Chrome Version : Chromium 83.0.4103.116 snap Other browsers tested: Add OK or FAIL, along with the version, after other browsers where you have tested this issue:
Firefox: OK, "Mozilla Firefox 78.0.1" Chromium (non-span): OK, "Chromium 83.0.4103.61 Built on Ubuntu , running on Ubuntu 18.04"
What steps will reproduce the problem?
(1) Install chromium on an LXC (Linux Container).
sudo snap install chromium
(2) ssh into the container with X forwarding. Using verbose flag to confirm Xauth is working properly.
$ ssh -vv -X ubuntu@container
...
debug2: x11_get_proto: /usr/bin/xauth list :0 2>/dev/null
debug1: Requesting X11 forwarding with authentication spoofing.
debug2: channel 0: request x11-req confirm 1
I believe the "authentication spoofing: message indicates success.
(3) Start chromium. It fails with a message: X11 connection rejected because of wrong authentication. The ssh -vv verbosity is still effective providing additional messaging:
$ chromium
debug1: client_input_channel_open: ctype x11 rchan 5 win 65536 max 16384
debug1: client_request_x11: request from 127.0.0.1 52004
debug2: fd 7 setting O_NONBLOCK
debug1: channel 1: new [x11]
debug1: confirm x11
debug2: X11 connection uses different authentication protocol.
X11 connection rejected because of wrong authentication.

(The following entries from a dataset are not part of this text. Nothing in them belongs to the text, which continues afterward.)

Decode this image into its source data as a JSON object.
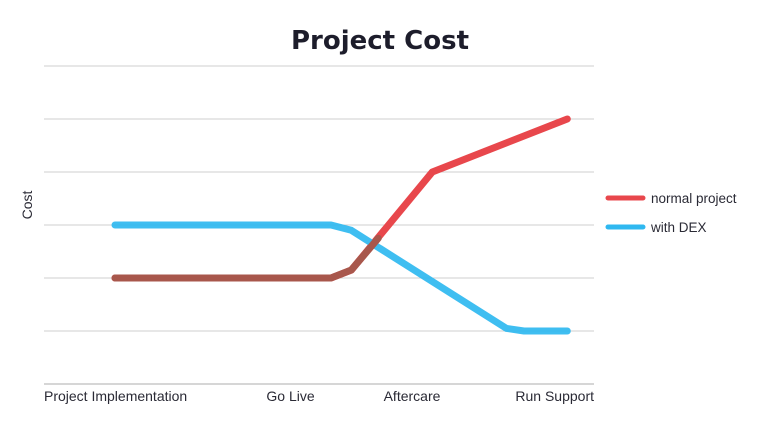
{
  "chart_data": {
    "type": "line",
    "title": "Project Cost",
    "xlabel": "",
    "ylabel": "Cost",
    "categories": [
      "Project Implementation",
      "Go Live",
      "Aftercare",
      "Run Support"
    ],
    "x": [
      0,
      1,
      2,
      3
    ],
    "ylim": [
      0,
      6
    ],
    "grid": true,
    "legend_position": "right",
    "series": [
      {
        "name": "normal project",
        "color": "#e8474c",
        "points": [
          [
            0,
            2
          ],
          [
            1.6,
            2
          ],
          [
            1.75,
            2.15
          ],
          [
            2.35,
            4
          ],
          [
            3.35,
            5
          ]
        ]
      },
      {
        "name": "with DEX",
        "color": "#2fb8f0",
        "points": [
          [
            0,
            3
          ],
          [
            1.6,
            3
          ],
          [
            1.75,
            2.9
          ],
          [
            2.9,
            1.05
          ],
          [
            3.03,
            1
          ],
          [
            3.35,
            1
          ]
        ]
      }
    ],
    "overlap_color": "#a8574c"
  }
}
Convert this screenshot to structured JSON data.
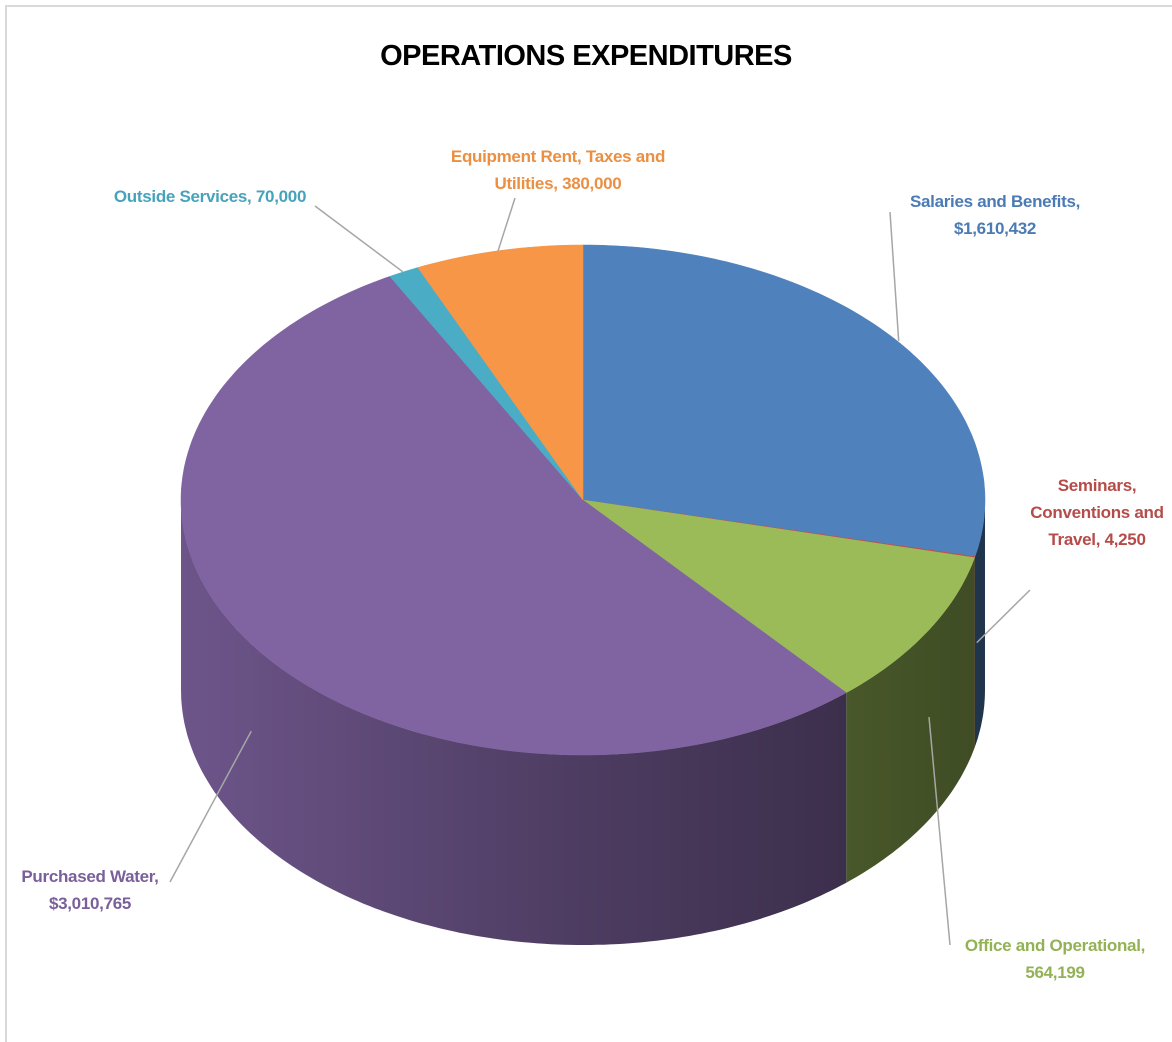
{
  "chart_data": {
    "type": "pie3d",
    "title": "OPERATIONS EXPENDITURES",
    "categories": [
      "Salaries and Benefits,",
      "Seminars, Conventions and Travel,",
      "Office and Operational,",
      "Purchased Water,",
      "Outside Services,",
      "Equipment Rent, Taxes and Utilities,"
    ],
    "values": [
      1610432,
      4250,
      564199,
      3010765,
      70000,
      380000
    ],
    "value_labels": [
      "$1,610,432",
      "4,250",
      "564,199",
      "$3,010,765",
      "70,000",
      "380,000"
    ],
    "colors": [
      "#4f81bd",
      "#c0504d",
      "#9bbb59",
      "#8064a2",
      "#4bacc6",
      "#f79646"
    ]
  }
}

debug2: X11 rejected 1 i0/o0
...
What is the expected result?
In comparison, Firefox works fine.
% firefox
debug1: client_input_channel_open: ctype x11 rchan 5 win 65536 max 16384
debug1: client_request_x11: request from 127.0.0.1 52014
debug2: fd 7 setting O_NONBLOCK
debug1: channel 1: new [x11]
debug1: confirm x11
debug1: client_input_channel_open: ctype x11 rchan 6 win 65536 max 16384
debug1: client_request_x11: request from 127.0.0.1 52016
debug2: fd 8 setting O_NONBLOCK
debug1: channel 2: new [x11]
debug1: confirm x11
Additional information
xauth on container:
Using authority file /home/ubuntu/.Xauthority
xauth> list
chromium-ncb/unix:0 MIT-MAGIC-COOKIE-1 b4fbf54faeeddf13beff8cc7663f2f5e
xauth>
xauth on host with display
xauth
Using authority file /run/user/1001/gdm/Xauthority
xauth> list
ub18/unix: MIT-MAGIC-COOKIE-1 41efb8b4c20a67d80d6d2e371b406830
#ffff#75623138#: MIT-MAGIC-COOKIE-1 41efb8b4c20a67d80d6d2e371b406830
xauth>
container sshd_config settings
$ cat /etc/ssh/sshd_config | grep -v '#'
PasswordAuthentication no
ChallengeResponseAuthentication no
UsePAM yes
X11Forwarding yes
X11DisplayOffset 0
X11UseLocalhost yes
PrintMotd no
AcceptEnv LANG LC_*
Subsystem sftp /usr/lib/openssh/sftp-server
Note: changing to X11UseLocalhost no makes no difference.
container os
$ lsb_release -a
No LSB modules are available.
Distributor ID: Ubuntu
Description: Ubuntu 18.04.4 LTS
Release: 18.04
Codename: bionic
Note: This is the vanilla ubuntu version provided by LXD/C container server.
host os:
$ lsb_release -a
No LSB modules are available.
Distributor ID: Ubuntu
Description: Ubuntu 18.04.4 LTS
Release: 18.04
Codename: bionic
Related bugs reports found on this site
- Issue 1026950: Regression: displaying over ssh forwarded X11 shows only grey window
I am guessing this is not with snap but with the older 'apt' installed version. I have also installed the 'apt' version
$ chromium-browser --version
Chromium 83.0.4103.61 Built on Ubuntu , running on Ubuntu 18.04
Initially it just outputs a nondescript white window. I followed one suggestion setting some shell variables to suppress shared memory
export QT_X11_NO_MITSHM=1
export _X11_NO_MITSHM=1
export _MITSHM=0
and then it works. It DOES NOT have the same authorization problem as the snap version.
chromium-browser
debug1: client_input_channel_open: ctype x11 rchan 5 win 65536 max 16384
debug1: client_request_x11: request from 127.0.0.1 52428
debug2: fd 7 setting O_NONBLOCK
debug1: channel 1: new [x11]
debug1: confirm x11
debug1: client_input_channel_open: ctype x11 rchan 6 win 65536 max 16384
debug1: client_request_x11: request from 127.0.0.1 52430
debug2: fd 8 setting O_NONBLOCK
debug1: channel 2: new [x11]
debug1: confirm x11
Just like Firefox, it works.
Excellent write up. I'm running into the same issue.